Finalmente dos acontecimientos económicos mundiales aceleraron el estallido del
descontento general e hicieron que madurase el desasosiego hasta convertirse en
revuelta.
La plaga de la patata y las malas cosechas de 1845 y 1846 avivaron la efervescencia
general en el pueblo. La carestía de 1847 provocó en Francia, como en el resto del
continente, conflictos sangrientos. ¡Frente a las orgías desvergonzadas de la aristocracia
financiera, la lucha del pueblo por los víveres más indispensables! ¡En Buzançais, los
insurrectos del hambre ajusticiados [29]! ¡En París, estafadores más que hartos
arrancados a los tribunales por la familia real!
El otro gran acontecimiento económico que aceleró el estallido de la revolución fue una
crisis general del comercio y de la industria en Inglaterra; anunciada ya en el otoño de
1845 por la quiebra general de los especuladores de acciones ferroviarias, [214]

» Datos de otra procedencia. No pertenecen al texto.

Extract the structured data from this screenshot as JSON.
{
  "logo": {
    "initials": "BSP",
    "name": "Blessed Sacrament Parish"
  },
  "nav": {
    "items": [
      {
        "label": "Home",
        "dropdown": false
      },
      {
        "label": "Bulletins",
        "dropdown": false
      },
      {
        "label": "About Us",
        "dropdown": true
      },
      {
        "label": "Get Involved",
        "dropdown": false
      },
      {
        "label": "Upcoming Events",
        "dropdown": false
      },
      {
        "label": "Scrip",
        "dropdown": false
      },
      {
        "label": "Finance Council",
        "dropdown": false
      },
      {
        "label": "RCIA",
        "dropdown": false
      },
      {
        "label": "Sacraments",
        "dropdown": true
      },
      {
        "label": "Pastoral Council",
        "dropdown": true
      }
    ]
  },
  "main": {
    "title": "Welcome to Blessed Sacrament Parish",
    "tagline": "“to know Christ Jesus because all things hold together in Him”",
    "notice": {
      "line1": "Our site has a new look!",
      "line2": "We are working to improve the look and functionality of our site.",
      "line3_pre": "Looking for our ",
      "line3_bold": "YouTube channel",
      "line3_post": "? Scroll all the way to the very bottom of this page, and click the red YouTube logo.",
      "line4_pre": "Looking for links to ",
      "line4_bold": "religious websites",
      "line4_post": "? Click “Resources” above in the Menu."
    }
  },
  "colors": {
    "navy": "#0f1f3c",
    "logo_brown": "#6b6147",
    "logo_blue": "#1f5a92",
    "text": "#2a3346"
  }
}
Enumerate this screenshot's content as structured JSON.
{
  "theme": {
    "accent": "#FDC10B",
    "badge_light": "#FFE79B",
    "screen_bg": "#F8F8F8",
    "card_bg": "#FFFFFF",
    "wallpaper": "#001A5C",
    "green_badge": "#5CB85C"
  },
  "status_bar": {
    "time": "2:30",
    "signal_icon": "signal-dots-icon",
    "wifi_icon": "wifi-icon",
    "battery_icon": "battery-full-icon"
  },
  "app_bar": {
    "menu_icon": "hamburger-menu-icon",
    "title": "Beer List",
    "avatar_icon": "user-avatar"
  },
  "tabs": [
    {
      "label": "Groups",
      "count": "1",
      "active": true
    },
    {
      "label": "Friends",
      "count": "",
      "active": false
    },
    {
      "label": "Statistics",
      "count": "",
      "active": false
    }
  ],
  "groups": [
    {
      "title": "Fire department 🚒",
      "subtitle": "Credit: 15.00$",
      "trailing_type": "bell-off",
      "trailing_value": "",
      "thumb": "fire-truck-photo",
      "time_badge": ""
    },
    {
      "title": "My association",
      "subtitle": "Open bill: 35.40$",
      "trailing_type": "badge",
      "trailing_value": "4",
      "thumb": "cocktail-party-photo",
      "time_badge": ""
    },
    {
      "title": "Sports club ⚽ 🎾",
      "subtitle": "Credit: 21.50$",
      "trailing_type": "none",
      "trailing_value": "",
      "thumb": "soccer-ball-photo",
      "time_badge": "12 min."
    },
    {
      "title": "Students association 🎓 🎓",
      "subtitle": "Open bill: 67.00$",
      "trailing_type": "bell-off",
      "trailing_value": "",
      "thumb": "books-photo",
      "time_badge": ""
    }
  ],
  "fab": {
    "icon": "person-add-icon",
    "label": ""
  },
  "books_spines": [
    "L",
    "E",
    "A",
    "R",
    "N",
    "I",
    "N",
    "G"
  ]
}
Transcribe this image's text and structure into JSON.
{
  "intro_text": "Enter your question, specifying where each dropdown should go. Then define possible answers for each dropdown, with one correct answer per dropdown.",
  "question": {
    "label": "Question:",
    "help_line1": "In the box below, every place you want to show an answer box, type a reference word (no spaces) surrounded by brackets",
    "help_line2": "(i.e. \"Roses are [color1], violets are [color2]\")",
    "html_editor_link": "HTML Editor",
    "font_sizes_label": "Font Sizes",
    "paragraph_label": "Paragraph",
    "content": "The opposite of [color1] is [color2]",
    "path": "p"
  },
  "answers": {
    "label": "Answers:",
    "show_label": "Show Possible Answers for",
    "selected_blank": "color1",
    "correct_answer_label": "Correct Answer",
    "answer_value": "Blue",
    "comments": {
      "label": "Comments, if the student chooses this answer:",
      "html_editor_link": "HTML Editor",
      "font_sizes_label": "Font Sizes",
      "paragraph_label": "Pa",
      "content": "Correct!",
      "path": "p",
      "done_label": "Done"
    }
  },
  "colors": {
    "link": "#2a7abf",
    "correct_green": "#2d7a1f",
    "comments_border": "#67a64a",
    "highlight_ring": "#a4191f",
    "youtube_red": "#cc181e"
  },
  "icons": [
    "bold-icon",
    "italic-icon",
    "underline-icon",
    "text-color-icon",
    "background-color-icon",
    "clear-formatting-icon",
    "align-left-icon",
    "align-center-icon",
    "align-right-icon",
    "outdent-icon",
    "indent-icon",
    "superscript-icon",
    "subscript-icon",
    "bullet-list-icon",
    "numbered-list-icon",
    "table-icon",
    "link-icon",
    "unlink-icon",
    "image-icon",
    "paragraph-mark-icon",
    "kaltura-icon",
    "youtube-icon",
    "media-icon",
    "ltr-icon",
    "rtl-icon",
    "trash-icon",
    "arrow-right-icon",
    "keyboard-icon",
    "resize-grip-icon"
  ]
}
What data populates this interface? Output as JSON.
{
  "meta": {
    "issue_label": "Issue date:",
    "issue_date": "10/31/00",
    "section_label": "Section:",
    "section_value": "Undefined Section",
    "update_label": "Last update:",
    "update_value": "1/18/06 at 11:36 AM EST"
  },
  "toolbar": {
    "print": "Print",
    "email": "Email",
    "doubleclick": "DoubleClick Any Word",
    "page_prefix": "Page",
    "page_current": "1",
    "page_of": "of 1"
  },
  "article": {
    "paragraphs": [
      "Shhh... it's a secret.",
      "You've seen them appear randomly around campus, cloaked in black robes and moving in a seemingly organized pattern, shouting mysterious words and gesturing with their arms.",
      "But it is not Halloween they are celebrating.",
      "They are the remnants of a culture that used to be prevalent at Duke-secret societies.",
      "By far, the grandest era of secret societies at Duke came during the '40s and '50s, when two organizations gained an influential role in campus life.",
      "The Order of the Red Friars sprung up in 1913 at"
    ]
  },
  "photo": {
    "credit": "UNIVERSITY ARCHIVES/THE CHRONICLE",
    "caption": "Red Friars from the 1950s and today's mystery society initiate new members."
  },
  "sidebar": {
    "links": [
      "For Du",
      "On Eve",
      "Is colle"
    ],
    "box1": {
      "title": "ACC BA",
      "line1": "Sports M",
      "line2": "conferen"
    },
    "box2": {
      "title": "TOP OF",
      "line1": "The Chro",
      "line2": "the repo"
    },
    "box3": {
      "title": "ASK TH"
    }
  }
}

contenida durante el año 1846 gracias a una serie de circunstancias meramente
accidentales —como la inminente derogación de los aranceles cerealistas—, estalló, por
fin, en el otoño de 1847, con las quiebras de los grandes comerciantes en productos
coloniales de Londres, a las que siguieron muy de cerca las de los Bancos agrarios y los
cierres de fábricas en los distritos industriales de Inglaterra. Todavía no se había
apagado la repercusión de esta crisis en el continente, cuando estalló la revolución de
Febrero.
La asolación del comercio y de la industria por la epidemia económica hizo todavía más
insoportable el absolutismo de la aristocracia financiera. La burguesía de la oposición
provocó en toda Francia una campaña de agitación en forma de banquetes a favor de
una reforma electoral, que debía darle la mayoría en las Cámaras y derribar el
ministerio de la Bolsa. En París, la crisis industrial trajo, además, como consecuencia
particular, la de lanzar sobre el mercado interior una masa de fabricantes y comerciantes
al por mayor que, en las circunstancias de entonces, no podían seguir haciendo negocios
en el mercado exterior. Estos elementos abrieron grandes tiendas, cuya competencia
arruinó en masa a los pequeños comerciantes de ultramarinos y tenderos. De aquí un
sinnúmero de quiebras en este sector de la burguesía de París y de aquí su actuación
revolucionaria en Febrero. Es sabido cómo Guizot y las Cámaras contestaron a las
propuestas de reforma con un reto inequívoco; cómo Luis Felipe se decidió, cuando ya
era tarde, por un ministerio Barrot; cómo se llegó a colisiones entre el pueblo y las
tropas; cómo el ejército se vio desarmado por la actitud pasiva de la Guardia Nacional
[30] y cómo la monarquía de Julio hubo de dejar el sitio a un gobierno provisional.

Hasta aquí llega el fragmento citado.